As I write, I'm now in Glen Ellyn - near Chicago - where I'll be visiting more choral organisations, such as Anima Singers and the Naperville Children's Choir. I look forward to meeting them very much!
Since I last blogged, I've spent a just over a week in th USA. In northern California I visited excellent music practitioners in both state and private schools and pre-schools, as well as choral organiasations such as the San Francisco Girls' Chorus and the Piedmont East Bay Children's Choir.
The week was jam packed with engagements throughout, thanks to my PA for the week, Cheryl Keller. It's interesting that in the USA their education system is similar to ours in the UK - quite different from Finland. It's a struggle to get music into schools. However, it's clear from my observations that if music is given chance to flourish, the kids will thrive - whether they go to private or state.

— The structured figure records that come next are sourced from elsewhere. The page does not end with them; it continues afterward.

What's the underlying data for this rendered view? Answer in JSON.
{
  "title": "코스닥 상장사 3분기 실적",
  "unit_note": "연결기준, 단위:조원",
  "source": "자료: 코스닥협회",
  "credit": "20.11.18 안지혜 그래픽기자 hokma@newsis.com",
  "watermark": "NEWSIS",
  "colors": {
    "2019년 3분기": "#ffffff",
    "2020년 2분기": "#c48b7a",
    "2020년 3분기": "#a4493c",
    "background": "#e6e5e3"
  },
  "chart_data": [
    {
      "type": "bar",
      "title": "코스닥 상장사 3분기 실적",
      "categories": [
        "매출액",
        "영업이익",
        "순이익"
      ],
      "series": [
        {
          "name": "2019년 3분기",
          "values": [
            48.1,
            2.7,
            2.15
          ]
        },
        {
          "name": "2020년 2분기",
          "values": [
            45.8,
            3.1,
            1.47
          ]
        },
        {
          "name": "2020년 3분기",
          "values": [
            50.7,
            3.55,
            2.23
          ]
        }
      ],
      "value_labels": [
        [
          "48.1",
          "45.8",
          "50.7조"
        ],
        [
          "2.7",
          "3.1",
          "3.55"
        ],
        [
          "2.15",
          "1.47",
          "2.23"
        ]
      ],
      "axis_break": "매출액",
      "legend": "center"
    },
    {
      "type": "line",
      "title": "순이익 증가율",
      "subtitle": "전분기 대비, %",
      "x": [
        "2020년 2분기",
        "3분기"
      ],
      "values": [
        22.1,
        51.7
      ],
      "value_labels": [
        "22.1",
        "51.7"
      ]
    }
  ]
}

At the end of the day, it comes down to teacher training: without teachers who are trained to deliver music, schools either get none - or maybe worse, get some that is very poor quality. I've heard teachers in the UK say: 'well as long as they're having fun'. No! That isn't how it works - music, which can be taught brilliantly through singing Kodaly methods, is a subject that teaches us so much. It isn't just a brilliant subject in its own right, which of course it is, but it can teach you language, helps with numeracy, develops a high level of concentration, increased self esteem, makes you a team player, connects to your inner self through emotions.....the list can go on.
When I visited the Piedmont East Bay Choirs - a choral progarmme that covers ages 4 right through to school leavers - I talked with some of their singers and asked them what they got out of being part of choir and why choral education is so important. One reason was 'music gives you skills that you can apply to different careers' and that 'choir helps your mental health and gives me motivation to do your schoolwork.' Another chorister said that 'there's so much you have to account for when you're singing or reading music - there's so much happening at the same time.' All these skills and more, gained from musical education, can be applied to so many life situations. May employers look favourably at people who have studied music BECAUSE of the skills singers and musicians have.
Since Friday 4th October I've been in Indianapolis, where I've been focusing on the Indianapolis Children's Choir - an immense organisation that serves over 2000 young people and children. Their concerts at the weekend were superb - and I'm enjoying getting to know their team. I'll report more on this in my next blog.